Switching .dlls freezes application for way too long.
skowront opened this issue · 6 comments
The idea is simple. Suppose there are multiple libraries, each provides it's own localization resources and it's own windows.
Therefore:
xmlns:lexp="clr-namespace:WPFLocalizeExtension.Providers;assembly=WPFLocalizeextension"
lexp:ResxLocalizationProvider.DefaultAssembly="Project.Common.EntityFramework"
lexp:ResxLocalizationProvider.DefaultDictionary="SR"
is pretty common in code (with defaultassembly and defaultdictionary adjussted to each library of course).
So far so good, library works perfectly fine.
However InitializeComponent() function (not directly) calls the GetResourceManager function from ResxLocalizationProvicerBase.cs which is totally fine untill
// if no one was found, exception
if (resManager == null)
throw new ArgumentException(string.Format("No resource manager for dictionary '{0}' in assembly '{1}' found! ({1}.{0})", resourceDictionary, resourceAssembly));
// Add the ResourceManager to the cachelist
Add(resManKey, resManager);
try
{
// Look in all cultures and check available ressources.
foreach (var c in SearchCultures)
{
var rs = resManager.GetResourceSet(c, true, false);
if (rs != null)
AddCulture(c);
}
}
catch
{
// ignored
}
I am especially talking about this guy:
var rs = resManager.GetResourceSet(c, true, false);
He blocks the whole application for many seconds just to scroll through all available cultures. The GetResourceSet method is way to slow to use it like this. This bad boy throws many
Exception thrown: 'System.IO.FileNotFoundException' in System.Private.CoreLib.dll
and that is painfull for VisualStewdio
Usually no application provides all 768 cultures and oh boy, waiting for the application to throw all those exceptions is too long.
Personally, I could just make a join of SearchCultures and Directories in my assembly folder.
// Look in all cultures and check available ressources.
var assemblyDir = Path.Combine(Path.GetDirectoryName(Assembly.GetExecutingAssembly().Location));
var directories = Directory.GetDirectories(assemblyDir);
var directoryNames = new List<string>();
foreach (var directory in directories)
{
directoryNames.Add(directory.Remove(0, Path.GetDirectoryName(directory).Length).Replace("\\",""));
}
var joined = new List<CultureInfo>();
foreach (var culture in SearchCultures)
{
if(directoryNames.Any(x=>x.ToLower()==culture.Name.ToLower()))
{
joined.Add(culture);
}
}
foreach (var c in joined)
{
var rs = resManager.GetResourceSet(c, true, false);
if (rs != null)
AddCulture(c);
}
The problem is only uncomfortable for a developper, without VisualStudio the problem is barely visible. I did not find any way to configure VisualStewdio to ignore those exceptions not only by not showing, but also by not handling them so the debugging session could speed up.

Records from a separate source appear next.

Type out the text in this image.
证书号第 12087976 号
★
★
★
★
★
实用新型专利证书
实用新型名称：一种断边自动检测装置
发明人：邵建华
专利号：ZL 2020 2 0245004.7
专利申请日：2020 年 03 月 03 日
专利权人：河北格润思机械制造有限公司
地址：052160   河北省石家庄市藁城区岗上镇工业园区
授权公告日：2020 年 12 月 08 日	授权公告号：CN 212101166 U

If my issue is redundant, please let me know, I'll remove it, but I did not find anywhere any usefull information about this lag, with proper analysis.
Hello! Sorry for really long answer.
@skowront, this problem appears when you Debug your application? Did you try to specify SearchCultures
yourself? If it works, I think this is the best solution.
As for me resManager.GetResourceSet
has really complicated logic and I affraid problems because of it. I think your solution (with some changes, because you shouldn't use Assembly.GetExecutingAssembly()
and handle if resources located at subdirectory) will work at 99.9% of cases, but I'm not sure if it's worth it.
Also I didn't have this problem working in VS. Probably it's because I have settings Just My Code
.
Yes, only while VS is attached to the process. When I run the application without VS there is no issue, and everything works seamlessly.
I would try to specify SearchCultures myself, yet i'm not aware how exactly (unless you just mean to hardcode it somewhere :D ).
Oops, yes, I offered to hardcode it. Sample:
WPFLocalizeExtension/tests/HelloWorldWPF/MainWindow.xaml.cs
Lines 37 to 44 in 788bbcb
But probably it's better to use
ResxLocalizationProvider.Instance.SearchCultures
directly and do it at App.xam.cs
Had I see this solutions earlier I wouldn't have opened this issue. However I'd say it does not seem a clean solution in terms of maintaining the code, but also totally valid.